The reviewers summarized the extensive evidence that milk consumption strengthens bones and is associated with long-term bone health (citations 56-61 in Comerford and Pasin’s review). These investigators demonstrated that multiple components in milk, such as total protein and calcium, support bone health. The role of milk lactose in these beneficial associations is unclear. Lactose intolerance (i.e. lack of the LP mutation) is associated with increased risk of osteoporosis and bone fractures. However, lactose intolerance is also associated with decreased dairy consumption. Therefore, the reviewers suggested that the decreased consumption of milk protein and calcium, and possibly not the decreased ability to metabolize lactose, may be responsible for the increased risk of osteoporosis and bone fractures in lactose-intolerant populations. The reviewers also highlighted two additional investigations concluding that there was no effect of lactose tolerance (an indirect measure of the presence of the LP mutation) or lactose intolerance on bone health associated with specific groups of post-menopausal women.

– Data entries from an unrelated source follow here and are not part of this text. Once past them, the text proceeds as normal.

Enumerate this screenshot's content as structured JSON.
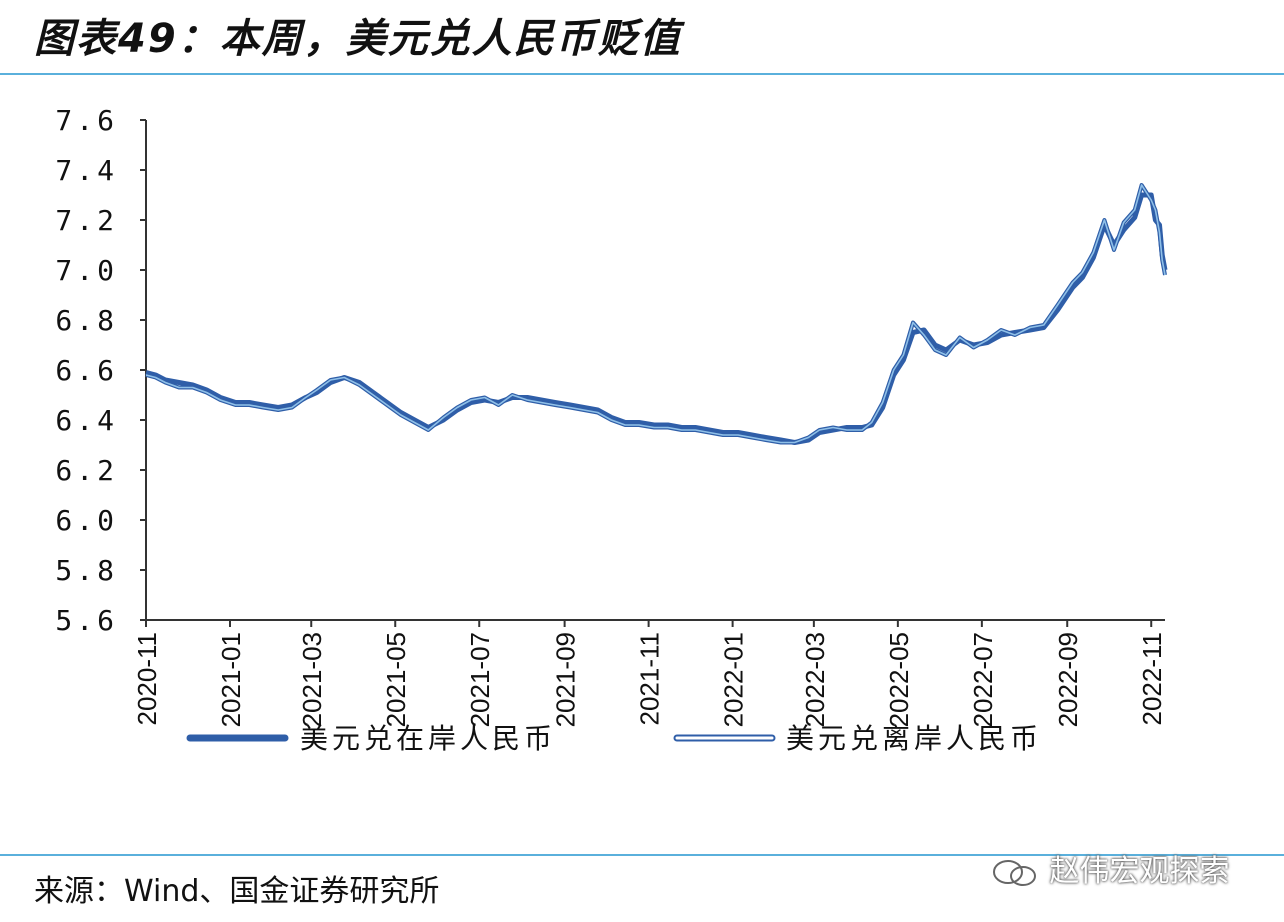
{
  "title": "图表49：本周，美元兑人民币贬值",
  "source": "来源：Wind、国金证券研究所",
  "watermark": "赵伟宏观探索",
  "colors": {
    "onshore": "#2f5ea8",
    "offshore": "#8fc0e8",
    "rule": "#5ab0dc",
    "axis": "#333333"
  },
  "chart_data": {
    "type": "line",
    "ylim": [
      5.6,
      7.6
    ],
    "yticks": [
      "7.6",
      "7.4",
      "7.2",
      "7.0",
      "6.8",
      "6.6",
      "6.4",
      "6.2",
      "6.0",
      "5.8",
      "5.6"
    ],
    "xticks": [
      "2020-11",
      "2021-01",
      "2021-03",
      "2021-05",
      "2021-07",
      "2021-09",
      "2021-11",
      "2022-01",
      "2022-03",
      "2022-05",
      "2022-07",
      "2022-09",
      "2022-11"
    ],
    "xlim": [
      "2020-11-01",
      "2022-11-11"
    ],
    "legend_position": "bottom",
    "series": [
      {
        "name": "美元兑在岸人民币",
        "points": [
          [
            "2020-11-01",
            6.59
          ],
          [
            "2020-11-08",
            6.58
          ],
          [
            "2020-11-15",
            6.56
          ],
          [
            "2020-11-25",
            6.55
          ],
          [
            "2020-12-05",
            6.54
          ],
          [
            "2020-12-15",
            6.52
          ],
          [
            "2020-12-25",
            6.49
          ],
          [
            "2021-01-05",
            6.47
          ],
          [
            "2021-01-15",
            6.47
          ],
          [
            "2021-01-25",
            6.46
          ],
          [
            "2021-02-05",
            6.45
          ],
          [
            "2021-02-15",
            6.46
          ],
          [
            "2021-02-25",
            6.49
          ],
          [
            "2021-03-05",
            6.51
          ],
          [
            "2021-03-15",
            6.55
          ],
          [
            "2021-03-25",
            6.57
          ],
          [
            "2021-04-05",
            6.55
          ],
          [
            "2021-04-15",
            6.51
          ],
          [
            "2021-04-25",
            6.47
          ],
          [
            "2021-05-05",
            6.43
          ],
          [
            "2021-05-15",
            6.4
          ],
          [
            "2021-05-25",
            6.37
          ],
          [
            "2021-06-05",
            6.4
          ],
          [
            "2021-06-15",
            6.44
          ],
          [
            "2021-06-25",
            6.47
          ],
          [
            "2021-07-05",
            6.48
          ],
          [
            "2021-07-15",
            6.47
          ],
          [
            "2021-07-25",
            6.49
          ],
          [
            "2021-08-05",
            6.49
          ],
          [
            "2021-08-15",
            6.48
          ],
          [
            "2021-08-25",
            6.47
          ],
          [
            "2021-09-05",
            6.46
          ],
          [
            "2021-09-15",
            6.45
          ],
          [
            "2021-09-25",
            6.44
          ],
          [
            "2021-10-05",
            6.41
          ],
          [
            "2021-10-15",
            6.39
          ],
          [
            "2021-10-25",
            6.39
          ],
          [
            "2021-11-05",
            6.38
          ],
          [
            "2021-11-15",
            6.38
          ],
          [
            "2021-11-25",
            6.37
          ],
          [
            "2021-12-05",
            6.37
          ],
          [
            "2021-12-15",
            6.36
          ],
          [
            "2021-12-25",
            6.35
          ],
          [
            "2022-01-05",
            6.35
          ],
          [
            "2022-01-15",
            6.34
          ],
          [
            "2022-01-25",
            6.33
          ],
          [
            "2022-02-05",
            6.32
          ],
          [
            "2022-02-15",
            6.31
          ],
          [
            "2022-02-25",
            6.32
          ],
          [
            "2022-03-05",
            6.35
          ],
          [
            "2022-03-15",
            6.36
          ],
          [
            "2022-03-25",
            6.37
          ],
          [
            "2022-04-05",
            6.37
          ],
          [
            "2022-04-12",
            6.38
          ],
          [
            "2022-04-20",
            6.45
          ],
          [
            "2022-04-28",
            6.58
          ],
          [
            "2022-05-05",
            6.64
          ],
          [
            "2022-05-12",
            6.75
          ],
          [
            "2022-05-20",
            6.76
          ],
          [
            "2022-05-28",
            6.7
          ],
          [
            "2022-06-05",
            6.68
          ],
          [
            "2022-06-15",
            6.72
          ],
          [
            "2022-06-25",
            6.7
          ],
          [
            "2022-07-05",
            6.71
          ],
          [
            "2022-07-15",
            6.74
          ],
          [
            "2022-07-25",
            6.75
          ],
          [
            "2022-08-05",
            6.76
          ],
          [
            "2022-08-15",
            6.77
          ],
          [
            "2022-08-25",
            6.84
          ],
          [
            "2022-09-05",
            6.93
          ],
          [
            "2022-09-12",
            6.97
          ],
          [
            "2022-09-20",
            7.05
          ],
          [
            "2022-09-28",
            7.18
          ],
          [
            "2022-10-05",
            7.1
          ],
          [
            "2022-10-12",
            7.16
          ],
          [
            "2022-10-20",
            7.21
          ],
          [
            "2022-10-25",
            7.3
          ],
          [
            "2022-11-01",
            7.3
          ],
          [
            "2022-11-04",
            7.2
          ],
          [
            "2022-11-07",
            7.18
          ],
          [
            "2022-11-09",
            7.06
          ],
          [
            "2022-11-11",
            7.0
          ]
        ]
      },
      {
        "name": "美元兑离岸人民币",
        "points": [
          [
            "2020-11-01",
            6.58
          ],
          [
            "2020-11-08",
            6.57
          ],
          [
            "2020-11-15",
            6.55
          ],
          [
            "2020-11-25",
            6.53
          ],
          [
            "2020-12-05",
            6.53
          ],
          [
            "2020-12-15",
            6.51
          ],
          [
            "2020-12-25",
            6.48
          ],
          [
            "2021-01-05",
            6.46
          ],
          [
            "2021-01-15",
            6.46
          ],
          [
            "2021-01-25",
            6.45
          ],
          [
            "2021-02-05",
            6.44
          ],
          [
            "2021-02-15",
            6.45
          ],
          [
            "2021-02-25",
            6.49
          ],
          [
            "2021-03-05",
            6.52
          ],
          [
            "2021-03-15",
            6.56
          ],
          [
            "2021-03-25",
            6.57
          ],
          [
            "2021-04-05",
            6.54
          ],
          [
            "2021-04-15",
            6.5
          ],
          [
            "2021-04-25",
            6.46
          ],
          [
            "2021-05-05",
            6.42
          ],
          [
            "2021-05-15",
            6.39
          ],
          [
            "2021-05-25",
            6.36
          ],
          [
            "2021-06-05",
            6.41
          ],
          [
            "2021-06-15",
            6.45
          ],
          [
            "2021-06-25",
            6.48
          ],
          [
            "2021-07-05",
            6.49
          ],
          [
            "2021-07-15",
            6.46
          ],
          [
            "2021-07-25",
            6.5
          ],
          [
            "2021-08-05",
            6.48
          ],
          [
            "2021-08-15",
            6.47
          ],
          [
            "2021-08-25",
            6.46
          ],
          [
            "2021-09-05",
            6.45
          ],
          [
            "2021-09-15",
            6.44
          ],
          [
            "2021-09-25",
            6.43
          ],
          [
            "2021-10-05",
            6.4
          ],
          [
            "2021-10-15",
            6.38
          ],
          [
            "2021-10-25",
            6.38
          ],
          [
            "2021-11-05",
            6.37
          ],
          [
            "2021-11-15",
            6.37
          ],
          [
            "2021-11-25",
            6.36
          ],
          [
            "2021-12-05",
            6.36
          ],
          [
            "2021-12-15",
            6.35
          ],
          [
            "2021-12-25",
            6.34
          ],
          [
            "2022-01-05",
            6.34
          ],
          [
            "2022-01-15",
            6.33
          ],
          [
            "2022-01-25",
            6.32
          ],
          [
            "2022-02-05",
            6.31
          ],
          [
            "2022-02-15",
            6.31
          ],
          [
            "2022-02-25",
            6.33
          ],
          [
            "2022-03-05",
            6.36
          ],
          [
            "2022-03-15",
            6.37
          ],
          [
            "2022-03-25",
            6.36
          ],
          [
            "2022-04-05",
            6.36
          ],
          [
            "2022-04-12",
            6.39
          ],
          [
            "2022-04-20",
            6.47
          ],
          [
            "2022-04-28",
            6.6
          ],
          [
            "2022-05-05",
            6.66
          ],
          [
            "2022-05-12",
            6.79
          ],
          [
            "2022-05-20",
            6.74
          ],
          [
            "2022-05-28",
            6.68
          ],
          [
            "2022-06-05",
            6.66
          ],
          [
            "2022-06-15",
            6.73
          ],
          [
            "2022-06-25",
            6.69
          ],
          [
            "2022-07-05",
            6.72
          ],
          [
            "2022-07-15",
            6.76
          ],
          [
            "2022-07-25",
            6.74
          ],
          [
            "2022-08-05",
            6.77
          ],
          [
            "2022-08-15",
            6.78
          ],
          [
            "2022-08-25",
            6.86
          ],
          [
            "2022-09-05",
            6.95
          ],
          [
            "2022-09-12",
            6.99
          ],
          [
            "2022-09-20",
            7.07
          ],
          [
            "2022-09-28",
            7.2
          ],
          [
            "2022-10-05",
            7.08
          ],
          [
            "2022-10-12",
            7.19
          ],
          [
            "2022-10-20",
            7.24
          ],
          [
            "2022-10-25",
            7.34
          ],
          [
            "2022-11-01",
            7.28
          ],
          [
            "2022-11-04",
            7.24
          ],
          [
            "2022-11-07",
            7.15
          ],
          [
            "2022-11-09",
            7.04
          ],
          [
            "2022-11-11",
            6.98
          ]
        ]
      }
    ]
  }
}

Overall, Comerford and Pasin concluded that multiple genetic, dietary, and environmental factors influence the risk of osteoporosis and bone fracture, thereby confounding some investigations that narrowly focussed on a single genetic mutation and milk intake in these populations.
A similar conclusion was reached by the reviewers when they examined multiple investigations into the role the LP mutation in the risk of various cancers. The reviewers noted substantial evidence implicating dairy intake with protection against colorectal cancer, but most of these investigations did not examine the effects of the LP mutation or any other genetic variants.
Effects of Non-Lactase Persistence Genetic Variants
Comerford and Pasin also summarized nine additional investigations where the health effects of genetic variants in a variety of other genes were modified by dairy diets. The genetic variants investigated were present in genes important to fat metabolism, the biological activities of vitamin D, and the functions of several hormones. The reviewers highlighted many interesting interactions; however, overall, they concluded that these nutrigenetic investigations showed “mixed results,” and implied that multiple unknown genetic and dietary factors were influencing the risks of disease.
In the future, each individual will know their genetic makeup and how it conspires with dietary components to influence their long-term health. Comerford and Pasin summarized the first tentative steps toward this ambitious goal by highlighting interactions between a few genetic variants, a single dietary component—milk—and the risk of some common diseases. Undoubtedly, their conclusion is that these analyses are complex and involve many known and hidden interacting factors. Perhaps that is the point. Individual differences in disease susceptibility and type may reflect the sum of many small contributions derived from an array of genetic and environmental factors. There is obviously still much to do.
Perhaps one day in the future, it may be routine to ask the waiter “Do you have any dairy desserts tailored to my genotype?”
*This article is dedicated to the memory of one of the review authors, Gonca Pasin, a champion of the dairy industry and a very nice person.